KPK menetapkan status tersangka terhadap Zul AS disebut terlibat dalam dua kasus/perkara, diantaranya kasus dugaan suap kepada mantan pejabat kementerian keuangan, Yaya Purnomo sebesar Rp 550 juta.
Pemberian dugaan suap Yaya Purnomo terkait dugaan “uang pelicin” pencairan anggaran dana perimbangan DAK (Dana Alokasi Khusus) APBN untuk Kota Dumai tahun anggaran 2017 – 2018.

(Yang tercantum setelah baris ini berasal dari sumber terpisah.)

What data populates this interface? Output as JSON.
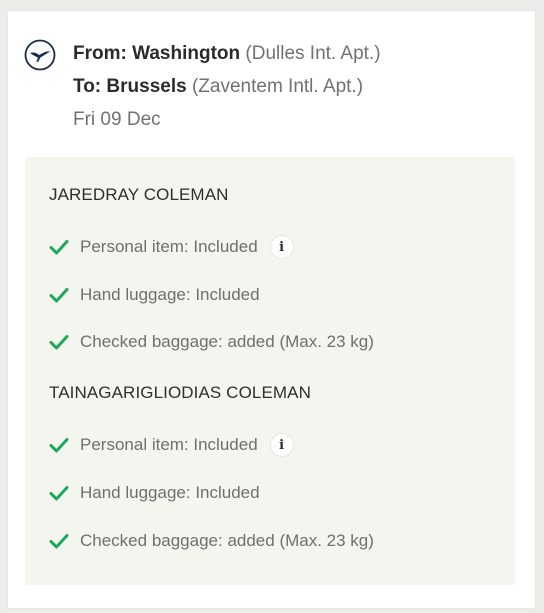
{
  "flight": {
    "from_label": "From: Washington",
    "from_airport": "(Dulles Int. Apt.)",
    "to_label": "To: Brussels",
    "to_airport": "(Zaventem Intl. Apt.)",
    "date": "Fri 09 Dec",
    "logo_icon": "crane-logo-icon"
  },
  "passengers": [
    {
      "name": "JAREDRAY COLEMAN",
      "items": [
        {
          "text": "Personal item: Included",
          "icon": "check-icon",
          "info_icon": "info-icon",
          "info_glyph": "i"
        },
        {
          "text": "Hand luggage: Included",
          "icon": "check-icon"
        },
        {
          "text": "Checked baggage:  added (Max. 23 kg)",
          "icon": "check-icon"
        }
      ]
    },
    {
      "name": "TAINAGARIGLIODIAS COLEMAN",
      "items": [
        {
          "text": "Personal item: Included",
          "icon": "check-icon",
          "info_icon": "info-icon",
          "info_glyph": "i"
        },
        {
          "text": "Hand luggage: Included",
          "icon": "check-icon"
        },
        {
          "text": "Checked baggage:  added (Max. 23 kg)",
          "icon": "check-icon"
        }
      ]
    }
  ],
  "colors": {
    "check": "#1aa85a",
    "panel_bg": "#f4f5ef",
    "text_dark": "#2b2b2b",
    "text_muted": "#717171"
  }
}
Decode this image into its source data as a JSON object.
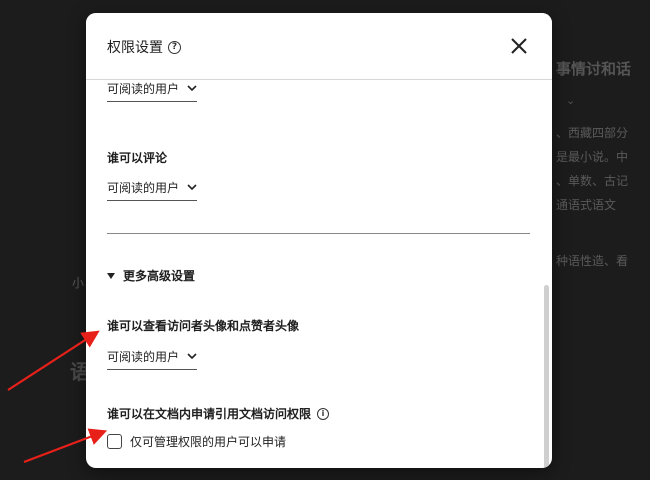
{
  "background": {
    "title_fragment": "事情讨和话",
    "lines": [
      "、西藏四部分",
      "是最小说。中",
      "、单数、古记",
      "通语式语文"
    ],
    "lower_text": "种语性造、看",
    "left_char": "小",
    "big_char": "语"
  },
  "modal": {
    "title": "权限设置",
    "help_glyph": "?",
    "selects": {
      "top": "可阅读的用户",
      "comment": "可阅读的用户",
      "avatar": "可阅读的用户"
    },
    "labels": {
      "comment": "谁可以评论",
      "avatar": "谁可以查看访问者头像和点赞者头像",
      "request": "谁可以在文档内申请引用文档访问权限"
    },
    "advanced_label": "更多高级设置",
    "info_glyph": "i",
    "checkbox_label": "仅可管理权限的用户可以申请",
    "checkbox_checked": false
  },
  "colors": {
    "accent_arrow": "#e8201a",
    "modal_bg": "#ffffff",
    "overlay_bg": "#1b1b1b"
  }
}
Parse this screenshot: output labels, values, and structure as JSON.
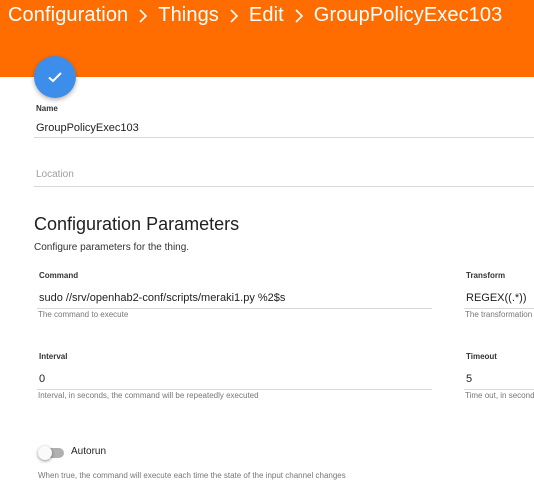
{
  "header": {
    "breadcrumb": [
      "Configuration",
      "Things",
      "Edit",
      "GroupPolicyExec103"
    ],
    "color": "#ff6d00"
  },
  "save_button": {
    "icon": "check-icon",
    "color": "#3d8eea"
  },
  "fields": {
    "name": {
      "label": "Name",
      "value": "GroupPolicyExec103"
    },
    "location": {
      "label": "Location",
      "value": ""
    }
  },
  "config": {
    "title": "Configuration Parameters",
    "subtitle": "Configure parameters for the thing.",
    "command": {
      "label": "Command",
      "value": "sudo //srv/openhab2-conf/scripts/meraki1.py %2$s",
      "help": "The command to execute"
    },
    "transform": {
      "label": "Transform",
      "value": "REGEX((.*))",
      "help": "The transformation"
    },
    "interval": {
      "label": "Interval",
      "value": "0",
      "help": "Interval, in seconds, the command will be repeatedly executed"
    },
    "timeout": {
      "label": "Timeout",
      "value": "5",
      "help": "Time out, in seconds"
    },
    "autorun": {
      "label": "Autorun",
      "enabled": false,
      "help": "When true, the command will execute each time the state of the input channel changes"
    }
  }
}
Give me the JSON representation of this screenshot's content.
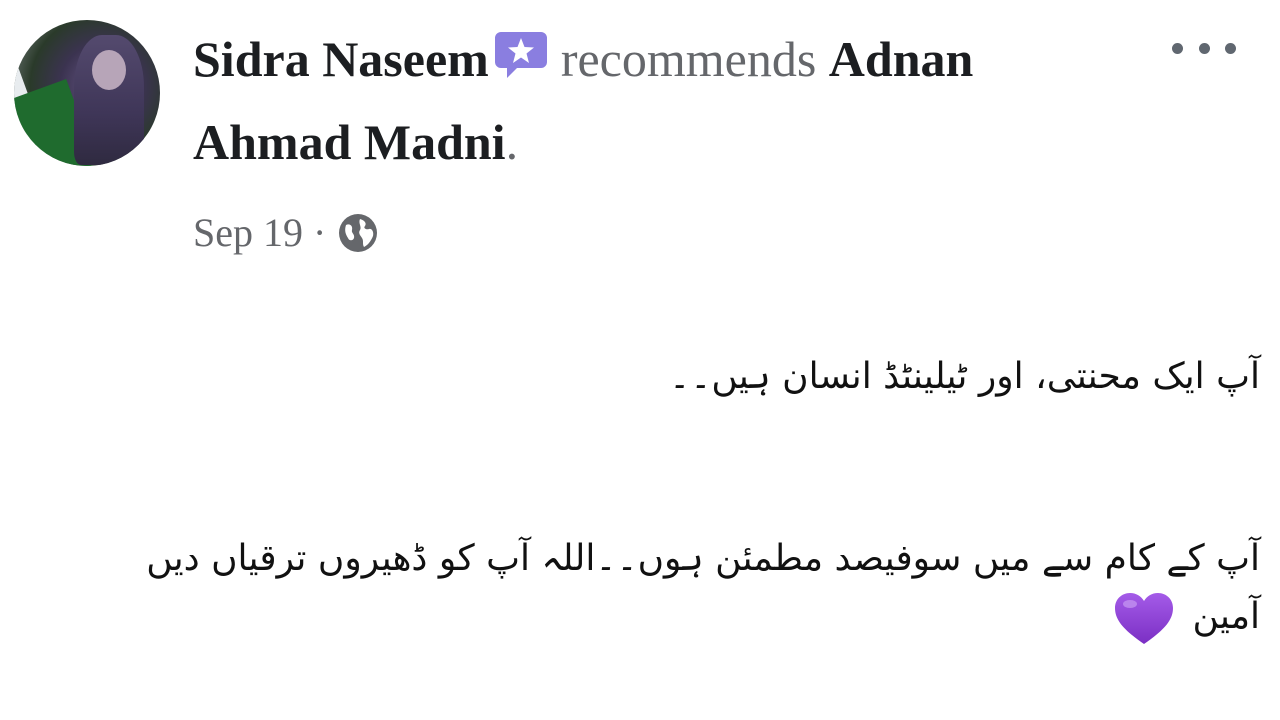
{
  "author": {
    "name": "Sidra Naseem",
    "badge_icon": "star-badge-icon"
  },
  "action": {
    "verb": "recommends",
    "target_part1": "Adnan",
    "target_part2": "Ahmad Madni",
    "punctuation": "."
  },
  "meta": {
    "date": "Sep 19",
    "separator": "·",
    "privacy_icon": "globe-icon"
  },
  "menu": {
    "icon": "more-options-icon"
  },
  "body": {
    "paragraph1": "آپ ایک محنتی، اور ٹیلینٹڈ انسان ہیں۔۔",
    "paragraph2_line1": "آپ کے کام سے میں سوفیصد مطمئن ہوں۔۔اللہ آپ کو ڈھیروں ترقیاں دیں",
    "paragraph2_line2": "آمین",
    "emoji": "purple-heart-icon"
  },
  "colors": {
    "text": "#1c1e21",
    "muted": "#65676b",
    "badge": "#8a7ee0",
    "heart": "#8e44d6"
  }
}
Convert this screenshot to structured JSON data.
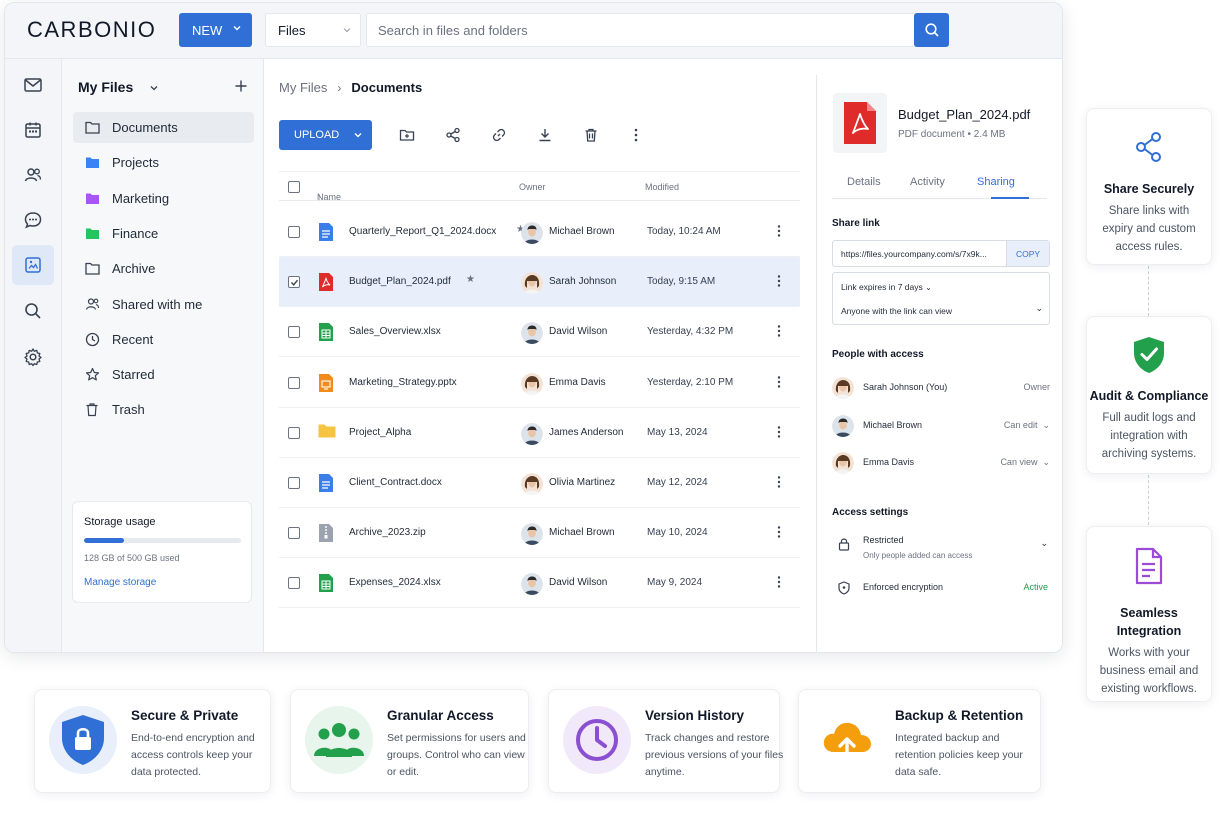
{
  "app": {
    "logo": "CARBONIO",
    "new_label": "NEW",
    "scope_value": "Files",
    "search_placeholder": "Search in files and folders"
  },
  "rail": [
    "mail-icon",
    "calendar-icon",
    "contacts-icon",
    "chat-icon",
    "files-icon",
    "search-icon",
    "settings-icon"
  ],
  "sidebar": {
    "title": "My Files",
    "items": [
      {
        "label": "Documents",
        "icon": "folder-outline-icon",
        "active": true
      },
      {
        "label": "Projects",
        "icon": "folder-blue-icon",
        "color": "#3b82f6"
      },
      {
        "label": "Marketing",
        "icon": "folder-purple-icon",
        "color": "#a855f7"
      },
      {
        "label": "Finance",
        "icon": "folder-green-icon",
        "color": "#22c55e"
      },
      {
        "label": "Archive",
        "icon": "folder-outline-icon"
      },
      {
        "label": "Shared with me",
        "icon": "shared-users-icon"
      },
      {
        "label": "Recent",
        "icon": "clock-icon"
      },
      {
        "label": "Starred",
        "icon": "star-icon"
      },
      {
        "label": "Trash",
        "icon": "trash-icon"
      }
    ],
    "storage": {
      "title": "Storage usage",
      "used_fraction": 0.256,
      "text": "128 GB of 500 GB used",
      "link": "Manage storage"
    }
  },
  "content": {
    "breadcrumb_root": "My Files",
    "breadcrumb_current": "Documents",
    "upload_label": "UPLOAD",
    "columns": {
      "name": "Name",
      "owner": "Owner",
      "modified": "Modified"
    },
    "files": [
      {
        "name": "Quarterly_Report_Q1_2024.docx",
        "type": "docx",
        "starred": true,
        "owner": "Michael Brown",
        "gender": "m",
        "modified": "Today, 10:24 AM",
        "selected": false
      },
      {
        "name": "Budget_Plan_2024.pdf",
        "type": "pdf",
        "starred": true,
        "owner": "Sarah Johnson",
        "gender": "f",
        "modified": "Today, 9:15 AM",
        "selected": true
      },
      {
        "name": "Sales_Overview.xlsx",
        "type": "xlsx",
        "starred": false,
        "owner": "David Wilson",
        "gender": "m",
        "modified": "Yesterday, 4:32 PM",
        "selected": false
      },
      {
        "name": "Marketing_Strategy.pptx",
        "type": "pptx",
        "starred": false,
        "owner": "Emma Davis",
        "gender": "f",
        "modified": "Yesterday, 2:10 PM",
        "selected": false
      },
      {
        "name": "Project_Alpha",
        "type": "folder",
        "starred": false,
        "owner": "James Anderson",
        "gender": "m",
        "modified": "May 13, 2024",
        "selected": false
      },
      {
        "name": "Client_Contract.docx",
        "type": "docx",
        "starred": false,
        "owner": "Olivia Martinez",
        "gender": "f",
        "modified": "May 12, 2024",
        "selected": false
      },
      {
        "name": "Archive_2023.zip",
        "type": "zip",
        "starred": false,
        "owner": "Michael Brown",
        "gender": "m",
        "modified": "May 10, 2024",
        "selected": false
      },
      {
        "name": "Expenses_2024.xlsx",
        "type": "xlsx",
        "starred": false,
        "owner": "David Wilson",
        "gender": "m",
        "modified": "May 9, 2024",
        "selected": false
      }
    ]
  },
  "detail": {
    "filename": "Budget_Plan_2024.pdf",
    "meta": "PDF document • 2.4 MB",
    "tabs": [
      "Details",
      "Activity",
      "Sharing"
    ],
    "active_tab": "Sharing",
    "share_link_title": "Share link",
    "share_url": "https://files.yourcompany.com/s/7x9k...",
    "copy_label": "COPY",
    "expiry": "Link expires in 7 days",
    "visibility": "Anyone with the link can view",
    "people_title": "People with access",
    "people": [
      {
        "name": "Sarah Johnson (You)",
        "role": "Owner",
        "gender": "f",
        "dropdown": false
      },
      {
        "name": "Michael Brown",
        "role": "Can edit",
        "gender": "m",
        "dropdown": true
      },
      {
        "name": "Emma Davis",
        "role": "Can view",
        "gender": "f",
        "dropdown": true
      }
    ],
    "access_title": "Access settings",
    "restricted_label": "Restricted",
    "restricted_sub": "Only people added can access",
    "encryption_label": "Enforced encryption",
    "encryption_status": "Active"
  },
  "side_cards": [
    {
      "title": "Share Securely",
      "desc": "Share links with expiry and custom access rules.",
      "icon": "share-icon",
      "color": "#2f6fd6"
    },
    {
      "title": "Audit & Compliance",
      "desc": "Full audit logs and integration with archiving systems.",
      "icon": "shield-check-icon",
      "color": "#22a04b"
    },
    {
      "title": "Seamless Integration",
      "desc": "Works with your business email and existing workflows.",
      "icon": "document-icon",
      "color": "#9b4bd6"
    }
  ],
  "bottom_cards": [
    {
      "title": "Secure & Private",
      "desc": "End-to-end encryption and access controls keep your data protected.",
      "icon": "shield-lock-icon",
      "color": "#2f6fd6"
    },
    {
      "title": "Granular Access",
      "desc": "Set permissions for users and groups. Control who can view or edit.",
      "icon": "users-icon",
      "color": "#22a04b"
    },
    {
      "title": "Version History",
      "desc": "Track changes and restore previous versions of your files anytime.",
      "icon": "clock-icon",
      "color": "#8b4fd1"
    },
    {
      "title": "Backup & Retention",
      "desc": "Integrated backup and retention policies keep your data safe.",
      "icon": "cloud-upload-icon",
      "color": "#f59e0b"
    }
  ]
}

Kemudian perkara kedua Zul As yakni dalam kasus dugaan menerima gratifikasi uang Rp 50 juta dan fasilitas kamar hotel di Jakarta berhubungan dengan jabatan wako, kata KPK.**(Tambunan)






















































Its like you learn my mind! You seem to grasp so much approximately this,
such as you wrote the ebook in it or something.
I feel that you simply could do with a few % to force the message house a
bit, however other than that, that is magnificent blog.
An excellent read. I will definitely be back.